Generally speaking Channel Ten isn’t our first stop for comedy viewing – especially since they released all their upcoming Australian comedy online a few weeks back – so it’s taken us a little longer than it should have to discover this:

Stick with it – the good stuff’s at the end.

This promo answers one of the two questions we had about the return of have You Been Paying Attention for 2020 (okay, it answers two of three, as we did wonder if they were going to come back at all for a while there). It wasn’t completely out of the question that they’d be back together in a studio – The Project is still studio-based, only now the hosts are a lot more spread out at the desk – but short of filming it in a university lecture hall getting that many people together in the one space just isn’t going to happen for a few more months yet.

Whether this approach is actually going to work is a different question. Given a decent internet connection and enough time to get the editing right, there’s no real reason why it shouldn’t, though losing the free-flowing banter between the panelists is definitely going to be a bit of a blow. It’s the fast pace that made HYBPA a step above your average meandering Aussie panel show, and if they can’t find a way to keep that then they’re going to be in a bit of strife.

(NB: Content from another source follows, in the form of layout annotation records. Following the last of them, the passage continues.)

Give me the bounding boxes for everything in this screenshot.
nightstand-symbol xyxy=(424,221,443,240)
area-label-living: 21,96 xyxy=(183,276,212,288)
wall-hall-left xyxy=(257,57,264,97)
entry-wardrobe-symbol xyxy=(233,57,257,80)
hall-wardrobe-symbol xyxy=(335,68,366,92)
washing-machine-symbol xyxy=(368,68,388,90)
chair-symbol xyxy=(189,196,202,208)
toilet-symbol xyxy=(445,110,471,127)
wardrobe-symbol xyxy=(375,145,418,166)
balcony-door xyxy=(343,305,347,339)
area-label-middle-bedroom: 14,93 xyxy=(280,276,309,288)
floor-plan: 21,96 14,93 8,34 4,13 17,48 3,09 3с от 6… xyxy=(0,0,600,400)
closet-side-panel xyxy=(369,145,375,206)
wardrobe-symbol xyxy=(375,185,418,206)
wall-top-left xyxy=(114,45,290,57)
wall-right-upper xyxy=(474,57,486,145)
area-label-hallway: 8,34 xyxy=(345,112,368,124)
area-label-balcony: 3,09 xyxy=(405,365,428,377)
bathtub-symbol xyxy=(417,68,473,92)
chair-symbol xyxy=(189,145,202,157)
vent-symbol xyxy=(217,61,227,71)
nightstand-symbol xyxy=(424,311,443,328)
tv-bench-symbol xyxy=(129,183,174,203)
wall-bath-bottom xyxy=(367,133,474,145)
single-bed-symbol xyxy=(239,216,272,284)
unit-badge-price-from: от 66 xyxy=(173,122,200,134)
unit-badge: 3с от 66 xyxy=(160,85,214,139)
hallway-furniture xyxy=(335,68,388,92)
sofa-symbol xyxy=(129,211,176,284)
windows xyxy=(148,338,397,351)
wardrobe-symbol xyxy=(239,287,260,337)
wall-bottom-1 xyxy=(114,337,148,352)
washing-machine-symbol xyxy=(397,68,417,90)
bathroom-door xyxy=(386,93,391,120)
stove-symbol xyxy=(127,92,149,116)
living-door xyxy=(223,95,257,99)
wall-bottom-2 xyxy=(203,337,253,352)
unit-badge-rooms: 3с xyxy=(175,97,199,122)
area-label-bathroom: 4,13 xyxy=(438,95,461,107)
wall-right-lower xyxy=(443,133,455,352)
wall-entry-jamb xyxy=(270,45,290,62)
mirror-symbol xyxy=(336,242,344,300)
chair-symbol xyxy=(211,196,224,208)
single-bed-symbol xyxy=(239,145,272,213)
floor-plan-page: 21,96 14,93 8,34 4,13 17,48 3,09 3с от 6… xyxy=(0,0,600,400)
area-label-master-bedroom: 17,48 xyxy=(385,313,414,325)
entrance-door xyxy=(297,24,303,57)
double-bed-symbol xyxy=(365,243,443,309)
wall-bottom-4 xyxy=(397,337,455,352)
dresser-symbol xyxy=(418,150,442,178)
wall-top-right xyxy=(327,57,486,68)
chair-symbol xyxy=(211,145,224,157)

The other problem is that… well, have you looked at the news lately? Not only is it not exactly hilarious, there’s not a whole lot of it. Turns out when people don’t leave their homes for fear of death they don’t tend to do much that’s fodder for a comedy take on the week’s events; no wonder Mad as Hell is increasingly running longer sketches about non-topical subjects.

Which means even if HYBPA can overcome the technical difficulties (and really, there’s no reason why they can’t: numerous UK panel shows are already trying things over Skype, so Working Dog should have at least some guide as what not to do), they may struggle to find enough material for an hour a week every week. Which means the temptation’s got to be there to let the panelists ramble on a bit, and suddenly we’re back to a traditional panel show. Which is the last thing any of us want.

Obviously this is all speculation. For all we know, they may only need a couple weeks of non-stop jokes about being arrested for leaving the house, illegal dinner parties and trying to get refunds on cruise ship tickets before there’s enough non-plague news to keep things moving along. Fingers crossed: if there’s one thing worse than a lethal pandemic, it’s having Peter Helliar make jokes about it.